Close-up and macro photography have become easier to do and more accessible for all photographers. Even point-and-shoot cameras often have a close-up mode, some allowing shots as close as an inch away from the subject. For the photographer with a DSLR, the options for close-up work expand greatly and are explored in this book.
One of the very cool things about close-up work is that it allows you to take a picture of a subject to see it better. We don’t often get in close to the world and so many of the small details pass us by. Any close-up photo will show you detail that is largely unseen by all of us, and certainly if we only casually look at the subject
This book will show you a whole range of techniques to truly take you beyond the snapshot and get you great shots. But I will warn you—this type of shooting can be addicting! Since you can do it almost anywhere, you may find yourself constantly discovering new subjects up close all around you, which can be frustrating if you don’t have a camera nearby.

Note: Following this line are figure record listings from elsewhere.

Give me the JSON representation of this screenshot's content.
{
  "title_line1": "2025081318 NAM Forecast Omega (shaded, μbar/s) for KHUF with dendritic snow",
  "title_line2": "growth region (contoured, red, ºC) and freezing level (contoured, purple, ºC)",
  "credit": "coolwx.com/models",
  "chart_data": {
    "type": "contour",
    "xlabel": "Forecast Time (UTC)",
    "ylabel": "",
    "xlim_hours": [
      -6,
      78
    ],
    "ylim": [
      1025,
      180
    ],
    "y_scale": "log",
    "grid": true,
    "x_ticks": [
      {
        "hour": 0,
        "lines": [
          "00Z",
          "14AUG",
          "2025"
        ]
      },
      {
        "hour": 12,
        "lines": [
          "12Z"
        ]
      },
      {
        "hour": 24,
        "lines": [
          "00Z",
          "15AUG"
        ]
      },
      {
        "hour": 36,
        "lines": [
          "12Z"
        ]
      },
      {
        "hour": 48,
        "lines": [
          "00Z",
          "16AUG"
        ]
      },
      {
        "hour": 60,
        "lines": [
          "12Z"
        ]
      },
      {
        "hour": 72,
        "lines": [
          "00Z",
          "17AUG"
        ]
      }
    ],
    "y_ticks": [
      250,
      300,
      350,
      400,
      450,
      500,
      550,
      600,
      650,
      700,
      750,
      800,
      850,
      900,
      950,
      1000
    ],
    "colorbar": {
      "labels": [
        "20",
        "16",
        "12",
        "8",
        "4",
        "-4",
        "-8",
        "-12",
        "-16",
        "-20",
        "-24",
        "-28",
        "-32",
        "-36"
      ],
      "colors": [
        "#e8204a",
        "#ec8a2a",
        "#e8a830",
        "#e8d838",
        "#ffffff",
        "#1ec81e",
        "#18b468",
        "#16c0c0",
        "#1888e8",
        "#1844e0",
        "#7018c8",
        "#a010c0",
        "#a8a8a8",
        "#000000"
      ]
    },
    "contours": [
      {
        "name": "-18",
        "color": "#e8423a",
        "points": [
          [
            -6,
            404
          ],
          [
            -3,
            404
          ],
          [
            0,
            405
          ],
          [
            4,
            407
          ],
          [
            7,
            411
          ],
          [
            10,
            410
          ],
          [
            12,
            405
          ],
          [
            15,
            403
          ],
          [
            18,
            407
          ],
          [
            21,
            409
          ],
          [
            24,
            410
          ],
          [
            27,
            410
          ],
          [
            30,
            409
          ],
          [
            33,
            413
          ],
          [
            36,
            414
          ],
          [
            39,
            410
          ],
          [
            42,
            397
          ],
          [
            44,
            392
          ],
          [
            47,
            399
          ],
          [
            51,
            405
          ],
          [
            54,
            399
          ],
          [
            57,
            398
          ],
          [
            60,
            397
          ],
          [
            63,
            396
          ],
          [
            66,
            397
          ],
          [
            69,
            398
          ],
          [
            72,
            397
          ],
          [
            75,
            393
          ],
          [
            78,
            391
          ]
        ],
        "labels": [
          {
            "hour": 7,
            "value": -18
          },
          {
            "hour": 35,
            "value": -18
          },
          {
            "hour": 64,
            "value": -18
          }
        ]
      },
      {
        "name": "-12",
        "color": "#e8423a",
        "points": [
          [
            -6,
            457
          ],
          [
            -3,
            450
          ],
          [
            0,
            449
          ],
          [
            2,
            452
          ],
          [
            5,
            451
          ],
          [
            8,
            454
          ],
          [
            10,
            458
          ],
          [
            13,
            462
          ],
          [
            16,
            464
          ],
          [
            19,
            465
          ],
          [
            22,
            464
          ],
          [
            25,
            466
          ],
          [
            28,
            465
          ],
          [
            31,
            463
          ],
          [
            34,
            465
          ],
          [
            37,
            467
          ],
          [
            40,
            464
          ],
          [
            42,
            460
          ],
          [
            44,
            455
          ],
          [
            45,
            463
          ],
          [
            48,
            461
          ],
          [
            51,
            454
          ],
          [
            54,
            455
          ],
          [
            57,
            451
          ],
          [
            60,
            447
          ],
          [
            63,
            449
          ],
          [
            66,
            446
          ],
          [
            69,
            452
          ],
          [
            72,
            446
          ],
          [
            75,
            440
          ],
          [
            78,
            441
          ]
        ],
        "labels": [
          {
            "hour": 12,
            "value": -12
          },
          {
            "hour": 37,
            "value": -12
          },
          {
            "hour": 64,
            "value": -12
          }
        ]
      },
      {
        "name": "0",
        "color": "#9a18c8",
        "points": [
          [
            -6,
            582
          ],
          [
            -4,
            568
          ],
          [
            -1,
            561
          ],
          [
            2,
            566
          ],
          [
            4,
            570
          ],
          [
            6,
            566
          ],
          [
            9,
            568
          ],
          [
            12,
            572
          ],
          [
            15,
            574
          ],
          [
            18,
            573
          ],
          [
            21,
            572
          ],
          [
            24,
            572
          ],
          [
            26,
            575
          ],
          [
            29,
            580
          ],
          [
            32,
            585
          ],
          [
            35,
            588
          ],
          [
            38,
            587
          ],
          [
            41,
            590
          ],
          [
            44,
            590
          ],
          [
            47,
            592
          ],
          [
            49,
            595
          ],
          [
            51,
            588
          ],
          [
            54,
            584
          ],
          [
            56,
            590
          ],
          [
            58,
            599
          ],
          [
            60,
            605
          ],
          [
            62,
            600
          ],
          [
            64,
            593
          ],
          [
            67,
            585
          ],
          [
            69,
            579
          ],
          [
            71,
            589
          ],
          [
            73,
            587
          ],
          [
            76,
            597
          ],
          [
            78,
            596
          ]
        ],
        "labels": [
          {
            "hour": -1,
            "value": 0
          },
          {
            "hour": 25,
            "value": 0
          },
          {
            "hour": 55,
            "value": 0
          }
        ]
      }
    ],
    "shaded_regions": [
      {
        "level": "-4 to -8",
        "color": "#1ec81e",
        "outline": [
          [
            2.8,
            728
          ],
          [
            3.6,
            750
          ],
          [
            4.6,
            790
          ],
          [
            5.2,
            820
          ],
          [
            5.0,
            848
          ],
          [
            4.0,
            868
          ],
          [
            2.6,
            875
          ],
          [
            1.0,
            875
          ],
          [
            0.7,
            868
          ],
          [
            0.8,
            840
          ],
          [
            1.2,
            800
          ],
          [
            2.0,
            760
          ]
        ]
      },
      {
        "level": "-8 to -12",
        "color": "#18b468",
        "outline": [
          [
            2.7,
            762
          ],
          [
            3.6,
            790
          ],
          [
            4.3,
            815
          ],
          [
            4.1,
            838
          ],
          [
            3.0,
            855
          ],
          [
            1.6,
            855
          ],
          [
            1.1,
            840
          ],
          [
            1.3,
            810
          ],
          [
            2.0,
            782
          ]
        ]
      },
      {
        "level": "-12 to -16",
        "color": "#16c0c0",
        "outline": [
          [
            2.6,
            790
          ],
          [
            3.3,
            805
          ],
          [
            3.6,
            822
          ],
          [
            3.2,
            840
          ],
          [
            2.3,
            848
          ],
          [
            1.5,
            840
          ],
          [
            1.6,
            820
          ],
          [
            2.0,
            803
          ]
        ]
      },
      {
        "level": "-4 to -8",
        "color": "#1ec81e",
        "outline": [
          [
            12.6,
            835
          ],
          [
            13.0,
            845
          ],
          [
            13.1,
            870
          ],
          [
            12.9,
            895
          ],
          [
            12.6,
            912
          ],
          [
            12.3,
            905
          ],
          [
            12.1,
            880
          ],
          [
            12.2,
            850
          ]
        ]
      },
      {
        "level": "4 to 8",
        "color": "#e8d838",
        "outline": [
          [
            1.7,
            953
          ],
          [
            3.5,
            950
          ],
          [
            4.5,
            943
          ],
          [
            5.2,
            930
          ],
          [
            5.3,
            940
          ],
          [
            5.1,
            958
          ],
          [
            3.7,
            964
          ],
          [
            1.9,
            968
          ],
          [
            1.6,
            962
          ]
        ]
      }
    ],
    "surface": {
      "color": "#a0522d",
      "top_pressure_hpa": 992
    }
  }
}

I want you to feel encouraged as you explore some amazing worlds of the close-up. Sometimes photographers feel inadequate next to more advanced photographers, feeling they need more knowledge, different gear, and so forth. While it is true that experience can help you with the craft of photography and with better realizing your vision as a photographer, you also can take wonderful close-up photos with whatever your skill level and whatever your gear. This book will offer some ideas to help you grow as a photographer of the details around us. But don’t let anyone keep you from experimenting just as you are right now, even if you are still learning.
Do you know what the best gear is? The gear you have and can use right now. The gear that sits on “Someday Isle” isn’t helping you right now, and it might never be useful to you. This book will tell you how to choose and use gear for close-up work and also what true macro gear might actually be.
I’m going to show you how to deal with sharpness challenges up close and offer some techniques so you can get images as sharp as the pros do. I’m also going to offer some ideas on why different focal lengths can be important for good close-up work, focal lengths you may already have but just need the right accessory to help you focus closer. In fact, sometimes a true macro lens can keep photographers from their potential with close work because it is only one focal length
Light is of course critical to any photography, but there are some nuances to working with it up close. You will learn how different types of light affect the close-up subject and even how these nuances can affect how you photograph. Light can change the approach you need for close-up work. You’ll also find some information on using added light up close, such as flash and LED lights.
Finally, I want to help you try your skills with all sorts of subjects, so I include a chapter on getting close to different subjects. You will find a variety of subjects scattered throughout the book in the photos I have chosen because I want to encourage you to engage with different subjects with your own photography. If you are in a location with an iconic scene such as a range of mountains, your choices for subject matter are somewhat reduced when doing landscapes. But with close-ups, your subject matter is unlimited. Without even leaving the parking lot, you could spend a great deal of time exploring the macro world around you.
Above all, I hope you have fun. We don’t even have to change that Star Trek imperative to have it work without ever leaving earth! “Explore strange new worlds, to seek out new life … to boldly go where few [photographers] have gone before.”